Saturday, March 26, 2011

Summer Skin Reflections on a Texas Night--Written Too Long Ago, Too Soon Ago

This place is steeped in memories.

It has been eight months since I've been home and meager as they may seem, I realize that I might as well have lived whole lifetimes in between them.

I climb up to my roof and the rough tiles feel familiar and gritty like the hardened souls of my childhood feet, caked with remnants from this cul-de-sac street. I bring up a single clove cigarette, a pack of matches, and my Ipod, then settle on an obscure crook of my house. The air is hot and wet, expected in summer, but foreign and exotic in my lungs. I can't help picturing the fragrances of Havana and fragile love stories blown about by the Caribbean wind.

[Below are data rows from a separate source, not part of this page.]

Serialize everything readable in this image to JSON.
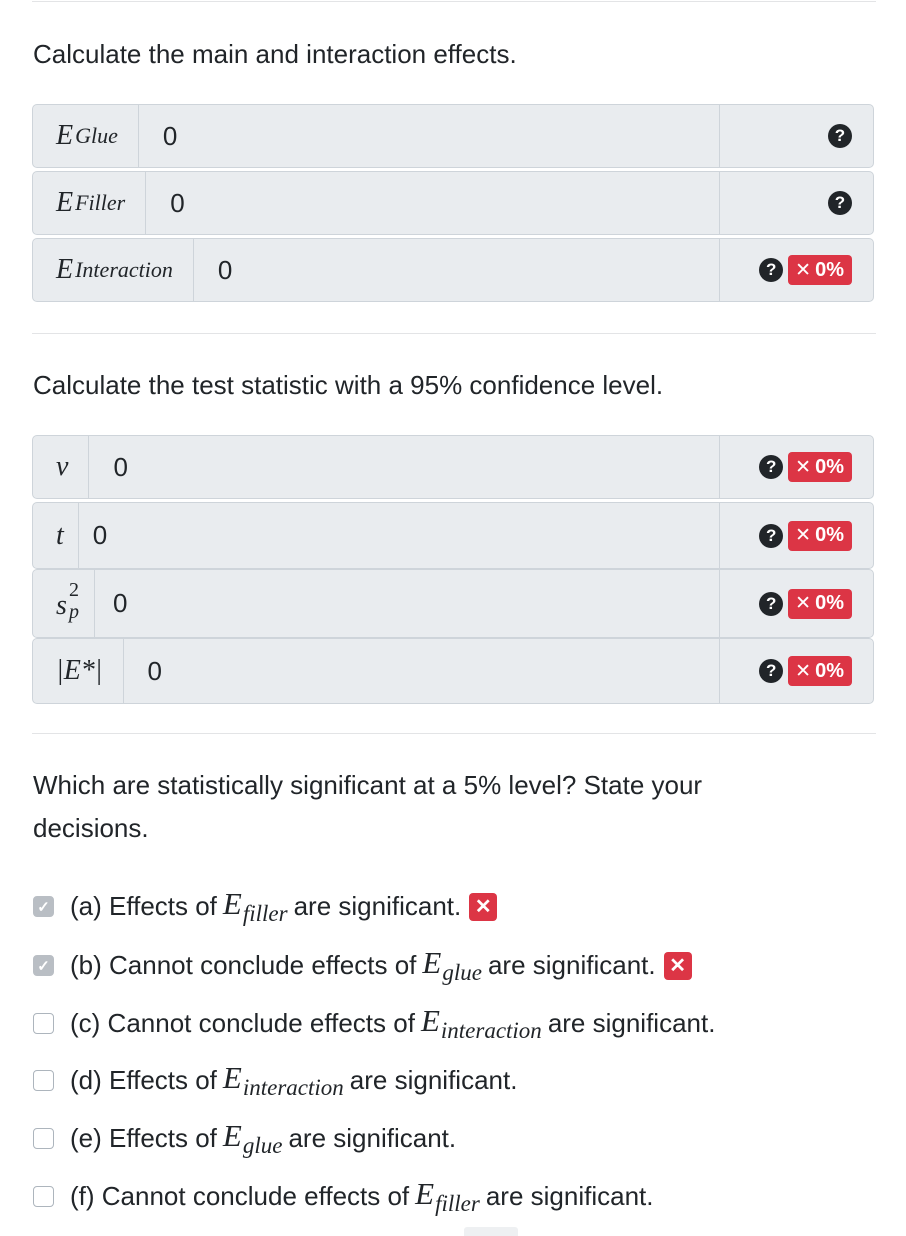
{
  "section1": {
    "prompt": "Calculate the main and interaction effects.",
    "rows": [
      {
        "symbol": "E",
        "sub": "Glue",
        "value": "0",
        "help": "?",
        "score": ""
      },
      {
        "symbol": "E",
        "sub": "Filler",
        "value": "0",
        "help": "?",
        "score": ""
      },
      {
        "symbol": "E",
        "sub": "Interaction",
        "value": "0",
        "help": "?",
        "score": "0%"
      }
    ]
  },
  "section2": {
    "prompt": "Calculate the test statistic with a 95% confidence level.",
    "rows": [
      {
        "symbol": "ν",
        "value": "0",
        "help": "?",
        "score": "0%"
      },
      {
        "symbol": "t",
        "value": "0",
        "help": "?",
        "score": "0%"
      },
      {
        "symbol": "s",
        "sup": "2",
        "sub": "p",
        "value": "0",
        "help": "?",
        "score": "0%"
      },
      {
        "symbol": "|E*|",
        "value": "0",
        "help": "?",
        "score": "0%"
      }
    ]
  },
  "section3": {
    "prompt_line1": "Which are statistically significant at a 5% level? State your",
    "prompt_line2": "decisions.",
    "options": [
      {
        "pre": "(a) Effects of",
        "sym": "E",
        "sub": "filler",
        "post": "are significant.",
        "checked": true,
        "marked_wrong": true
      },
      {
        "pre": "(b) Cannot conclude effects of",
        "sym": "E",
        "sub": "glue",
        "post": "are significant.",
        "checked": true,
        "marked_wrong": true
      },
      {
        "pre": "(c) Cannot conclude effects of",
        "sym": "E",
        "sub": "interaction",
        "post": "are significant.",
        "checked": false,
        "marked_wrong": false
      },
      {
        "pre": "(d) Effects of",
        "sym": "E",
        "sub": "interaction",
        "post": "are significant.",
        "checked": false,
        "marked_wrong": false
      },
      {
        "pre": "(e) Effects of",
        "sym": "E",
        "sub": "glue",
        "post": "are significant.",
        "checked": false,
        "marked_wrong": false
      },
      {
        "pre": "(f) Cannot conclude effects of",
        "sym": "E",
        "sub": "filler",
        "post": "are significant.",
        "checked": false,
        "marked_wrong": false
      }
    ],
    "check_glyph": "✓",
    "wrong_glyph": "✕"
  },
  "badge_x": "✕",
  "colors": {
    "danger": "#dc3545",
    "input_bg": "#e9ecef",
    "border": "#ced4da",
    "text": "#212529"
  }
}
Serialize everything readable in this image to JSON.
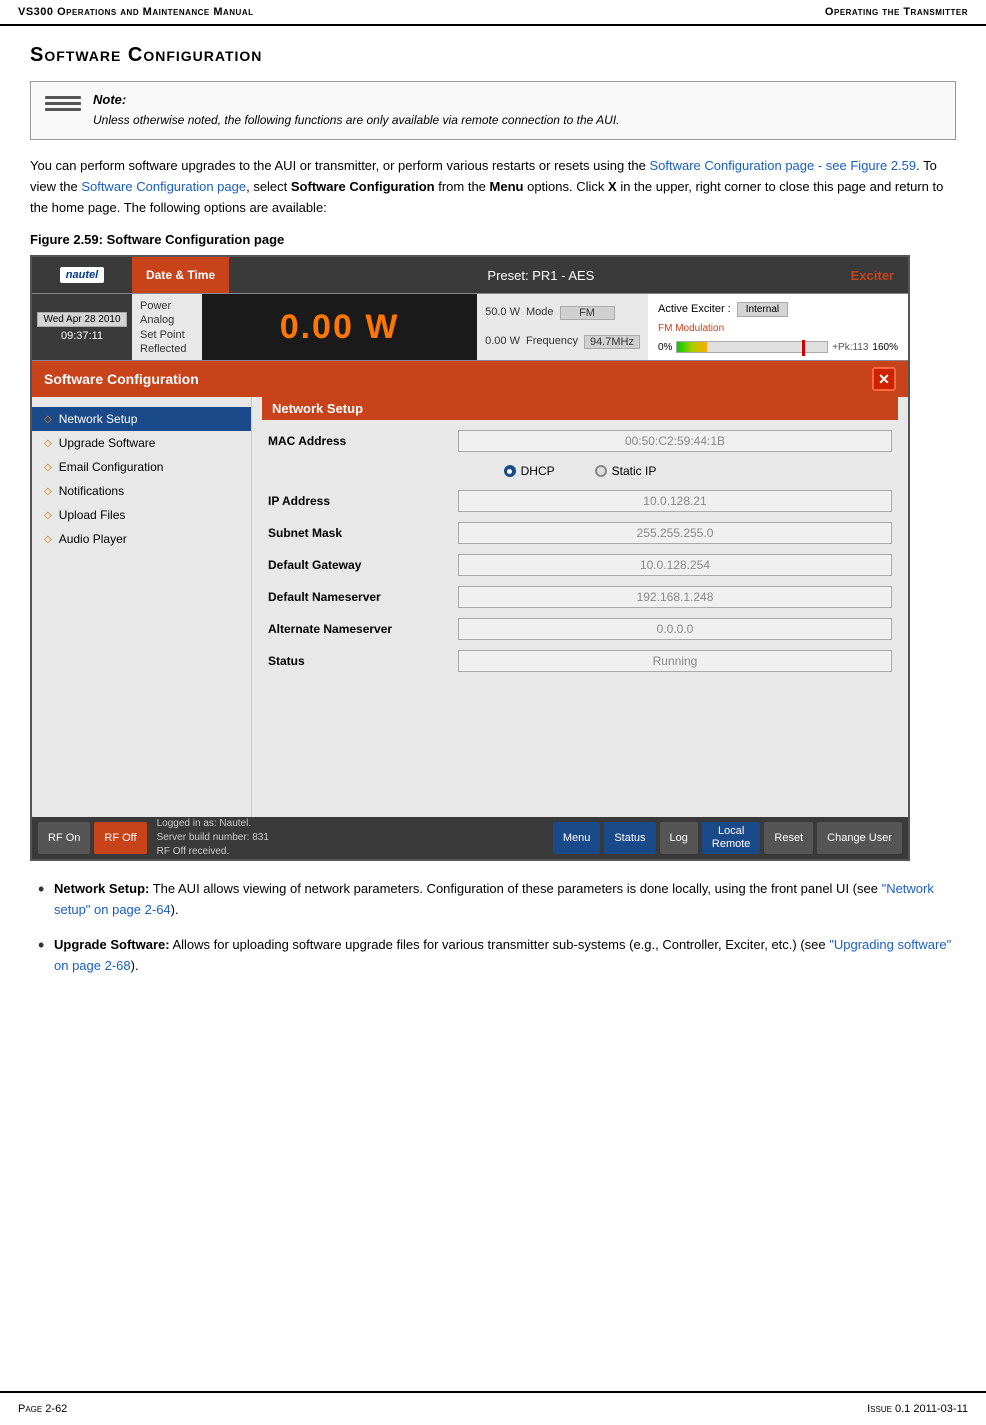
{
  "header": {
    "left": "VS300 Operations and Maintenance Manual",
    "right": "Operating the Transmitter"
  },
  "section_title": "Software Configuration",
  "note": {
    "label": "Note:",
    "text": "Unless otherwise noted, the following functions are only available via remote connection to the AUI."
  },
  "body_paragraphs": [
    "You can perform software upgrades to the AUI or transmitter, or perform various restarts or resets using the Software Configuration page - see Figure 2.59. To view the Software Configuration page, select Software Configuration from the Menu options. Click X in the upper, right corner to close this page and return to the home page. The following options are available:"
  ],
  "figure_caption": "Figure 2.59: Software Configuration page",
  "tx_ui": {
    "topbar": {
      "date_tab": "Date & Time",
      "preset": "Preset: PR1 - AES",
      "exciter_label": "Exciter"
    },
    "midbar": {
      "date": "Wed Apr 28 2010",
      "time": "09:37:11",
      "power_labels": [
        "Power",
        "Analog",
        "Set Point",
        "Reflected"
      ],
      "power_value": "0.00 W",
      "set_point": "50.0 W",
      "reflected": "0.00 W",
      "mode_label": "Mode",
      "mode_value": "FM",
      "freq_label": "Frequency",
      "freq_value": "94.7MHz",
      "active_exciter_label": "Active Exciter :",
      "active_exciter_value": "Internal",
      "fm_label": "FM Modulation",
      "fm_pct_left": "0%",
      "fm_pct_right": "160%",
      "fm_marker": "+Pk:113"
    },
    "sw_config": {
      "header": "Software Configuration",
      "sidebar_items": [
        {
          "label": "Network Setup",
          "active": true
        },
        {
          "label": "Upgrade Software",
          "active": false
        },
        {
          "label": "Email Configuration",
          "active": false
        },
        {
          "label": "Notifications",
          "active": false
        },
        {
          "label": "Upload Files",
          "active": false
        },
        {
          "label": "Audio Player",
          "active": false
        }
      ],
      "content_header": "Network Setup",
      "fields": [
        {
          "label": "MAC Address",
          "value": "00:50:C2:59:44:1B"
        },
        {
          "label": "IP Address",
          "value": "10.0.128.21"
        },
        {
          "label": "Subnet Mask",
          "value": "255.255.255.0"
        },
        {
          "label": "Default Gateway",
          "value": "10.0.128.254"
        },
        {
          "label": "Default Nameserver",
          "value": "192.168.1.248"
        },
        {
          "label": "Alternate Nameserver",
          "value": "0.0.0.0"
        },
        {
          "label": "Status",
          "value": "Running"
        }
      ],
      "radio_options": [
        {
          "label": "DHCP",
          "selected": true
        },
        {
          "label": "Static IP",
          "selected": false
        }
      ]
    },
    "bottombar": {
      "rf_on": "RF On",
      "rf_off": "RF Off",
      "logged_in_line1": "Logged in as:    Nautel.",
      "logged_in_line2": "Server build number: 831",
      "logged_in_line3": "RF Off received.",
      "menu": "Menu",
      "status": "Status",
      "log": "Log",
      "local_remote_line1": "Local",
      "local_remote_line2": "Remote",
      "reset": "Reset",
      "change_user": "Change User"
    }
  },
  "bullets": [
    {
      "term": "Network Setup:",
      "text": "The AUI allows viewing of network parameters. Configuration of these parameters is done locally, using the front panel UI (see “Network setup” on page 2-64)."
    },
    {
      "term": "Upgrade Software:",
      "text": "Allows for uploading software upgrade files for various transmitter sub-systems (e.g., Controller, Exciter, etc.) (see “Upgrading software” on page 2-68)."
    }
  ],
  "footer": {
    "left": "Page 2-62",
    "right": "Issue 0.1  2011-03-11"
  }
}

It's nighttime, the most ambiguous time here. One could imagine themselves almost anywhere in the darkness, but my mind knows the place well. It is unable to forget, with the palm tree silhouettes framing the vista, and always, always the hot, wet air.

My friend and I used to lay up here because with the sun so close and only rooftops in our presence, we could pretend we were in the midst of a sea-washed California sunset. And on a cold night in December, we could almost see the bare trees as the north, almost touch the idea that the space in between them, so lyrically fogged, belonged to the distances of Connecticut woods. All those times spent dreaming and it is reality that now seems so elusive, the phantom vision in the night. All those dying days promised some joy we couldn't quite speak and now I have crossed the country and back and the world seems small to me.

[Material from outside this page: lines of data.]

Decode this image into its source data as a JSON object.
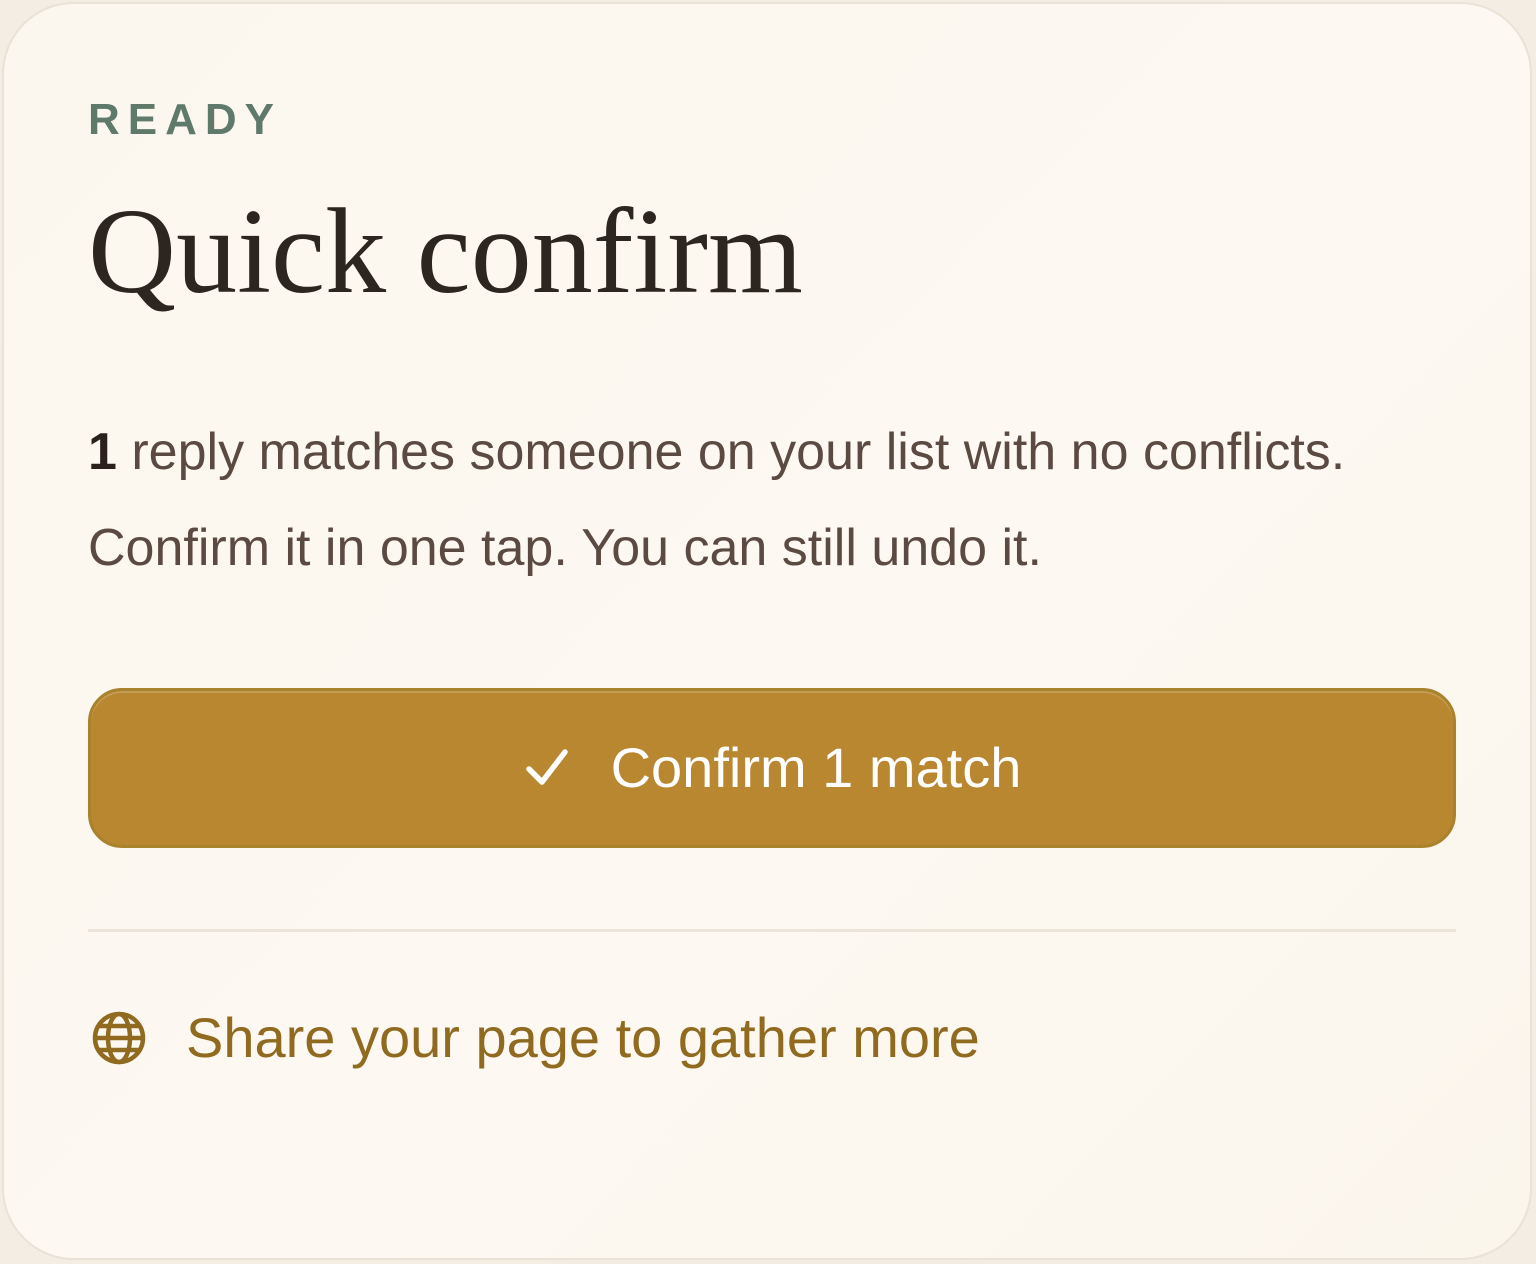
{
  "card": {
    "eyebrow": "READY",
    "title": "Quick confirm",
    "description": {
      "count": "1",
      "text": " reply matches someone on your list with no conflicts. Confirm it in one tap. You can still undo it."
    },
    "confirm_button": {
      "icon": "check-icon",
      "label": "Confirm 1 match"
    },
    "share_link": {
      "icon": "globe-icon",
      "label": "Share your page to gather more"
    }
  },
  "colors": {
    "accent": "#b8872f",
    "link": "#8f6a1f",
    "eyebrow": "#5f7a6a",
    "title": "#2d2520",
    "body_text": "#5b4a42",
    "card_background": "#fcf8f0"
  }
}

In this tepid climate, I'm always reminded of Death Cab, the steady base, the stagnant voice, the humid chords and then the erratic, fiery explosion of sound--a loose spark in the heat of the night.

I light my clove, as if off of that lone loose spark. I've smoked them up north, where I tell people they taste like Christmas, but here they are spiced, aromatic with the Arabian feel of sun and sweat and exotic plants. It's funny how even a taste can change with climate and here on the rooftop, near the bamboo and Texas pines, I can't help but picture trees with orange-like fruit, as though the cloves were picked from its leaves. It must be a manipulated vision spurred by the painted sun tipping over the edge of the carton of Bali Hais I used to have up here.

The glowing org continues to crackle as the finger picking of "Bixby Canyon Bridge" enters my head, disguised as a blue-lined song when truly each lyric is a month of my past life. And with my reluctant beads of perspiration, the smell of my tanned skin wasted and unseen in the warm darkness, I begin to see it: this is where I first fell in love.

It was in this place, that felt so unlike me, that I first fell in love with lives I did not yet lead. I began a long time ago, before I fathomed rooftops and clove cigarettes and grey fabric realities I would come to claim. I began with the dreaming. I am certain now that I will end with it as well.